U.S. officials say they have processed thousands of evacuees from the Bahamas arriving by plane and on cruise ships. However, confusion lingers about whether people will be denied entry to the U.S. if they don't have travel documents. It's also unclear whether the Trump administration will grant Bahamians temporary protected status, which would allow evacuees to live and work in the U.S.
The mixed signals were highlighted Sunday when some passengers on a ferry headed to the U.S. were told to get off if they did not have travel visas. The ferry company, Balearia Caribbean, has apologized for the "hardship and inconvenience" of the 119 passengers turned away. Since then, the company says it has transported more than 1,750 people from the Bahamas.

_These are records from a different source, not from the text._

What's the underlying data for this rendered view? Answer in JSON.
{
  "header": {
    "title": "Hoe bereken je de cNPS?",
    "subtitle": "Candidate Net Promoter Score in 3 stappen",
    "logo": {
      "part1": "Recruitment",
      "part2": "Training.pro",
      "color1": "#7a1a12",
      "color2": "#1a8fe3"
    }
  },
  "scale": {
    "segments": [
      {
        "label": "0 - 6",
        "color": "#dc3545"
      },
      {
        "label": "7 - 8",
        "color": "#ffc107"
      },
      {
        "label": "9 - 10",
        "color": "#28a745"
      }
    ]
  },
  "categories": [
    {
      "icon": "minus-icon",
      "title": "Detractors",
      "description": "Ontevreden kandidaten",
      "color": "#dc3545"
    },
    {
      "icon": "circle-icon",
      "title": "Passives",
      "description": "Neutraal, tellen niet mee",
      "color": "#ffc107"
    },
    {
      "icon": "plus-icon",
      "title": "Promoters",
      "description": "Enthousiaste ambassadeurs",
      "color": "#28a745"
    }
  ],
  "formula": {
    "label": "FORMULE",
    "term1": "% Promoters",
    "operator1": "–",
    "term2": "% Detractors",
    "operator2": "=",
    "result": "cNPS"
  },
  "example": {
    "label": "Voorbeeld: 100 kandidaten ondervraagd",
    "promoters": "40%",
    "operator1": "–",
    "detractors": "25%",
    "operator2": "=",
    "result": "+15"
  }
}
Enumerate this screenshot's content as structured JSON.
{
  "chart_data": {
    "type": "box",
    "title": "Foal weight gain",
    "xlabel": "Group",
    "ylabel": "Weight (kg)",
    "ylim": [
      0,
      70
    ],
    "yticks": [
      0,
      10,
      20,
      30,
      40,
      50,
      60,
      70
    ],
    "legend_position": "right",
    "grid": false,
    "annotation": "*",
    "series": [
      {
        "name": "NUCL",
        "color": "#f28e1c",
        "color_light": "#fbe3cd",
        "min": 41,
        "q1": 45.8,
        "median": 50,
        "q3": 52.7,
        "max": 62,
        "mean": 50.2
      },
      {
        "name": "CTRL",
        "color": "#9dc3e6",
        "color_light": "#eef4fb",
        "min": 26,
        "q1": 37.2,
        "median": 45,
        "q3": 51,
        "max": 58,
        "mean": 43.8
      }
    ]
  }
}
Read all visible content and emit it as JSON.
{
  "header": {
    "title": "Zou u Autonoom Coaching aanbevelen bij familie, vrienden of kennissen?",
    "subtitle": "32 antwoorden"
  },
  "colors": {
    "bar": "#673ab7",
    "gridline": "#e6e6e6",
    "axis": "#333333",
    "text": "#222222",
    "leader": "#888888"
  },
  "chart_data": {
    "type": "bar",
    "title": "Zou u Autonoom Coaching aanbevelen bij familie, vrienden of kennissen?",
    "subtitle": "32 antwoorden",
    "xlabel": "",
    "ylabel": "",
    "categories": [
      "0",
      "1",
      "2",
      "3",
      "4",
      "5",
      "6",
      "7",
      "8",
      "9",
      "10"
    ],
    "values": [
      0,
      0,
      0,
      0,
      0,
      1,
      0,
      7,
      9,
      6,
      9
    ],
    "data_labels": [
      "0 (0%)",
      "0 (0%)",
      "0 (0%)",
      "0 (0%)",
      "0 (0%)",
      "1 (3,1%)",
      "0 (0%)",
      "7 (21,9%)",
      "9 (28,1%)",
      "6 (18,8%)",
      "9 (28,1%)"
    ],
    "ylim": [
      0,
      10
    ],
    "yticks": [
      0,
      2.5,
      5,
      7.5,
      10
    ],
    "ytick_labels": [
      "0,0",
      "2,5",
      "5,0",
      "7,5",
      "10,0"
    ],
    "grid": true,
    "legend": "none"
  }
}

The World Food Programme estimates that Dorian destroyed 13,000 homes, leaving more than 70,000 people in need of food and shelter.
Debris from the storm has also complicated the search for the dead and missing.
Responders must sift through piles of concrete, aluminum siding and asphalt, and there are few heavy government vehicles available. Even when large equipment is available, responders won't use it at a site where they believe there might be survivors or remains.
Locations that have already been searched are marked with orange spray paint, a sign that no bodies were found.
"We're just going through the heavily damaged areas. And we're helping them search and clear the buildings to make sure there's no injuries or fatalities and, if there is, assisting them with getting those out of there," said Jonathan Cicio with the Gainesville Fire Rescue Department in Florida, which is helping with search and rescue efforts.
Delafield of Mercy Corps says the cleanup and recovery in the Bahamas is going to be a years-long endeavor.
"People have furniture and clothes sitting outside their homes trying to dry them out," she says. "There are long lines at gas stations, as people are buying fuel for generators as well as their cars. Long lines at laundromats. Basic daily life is not easy here."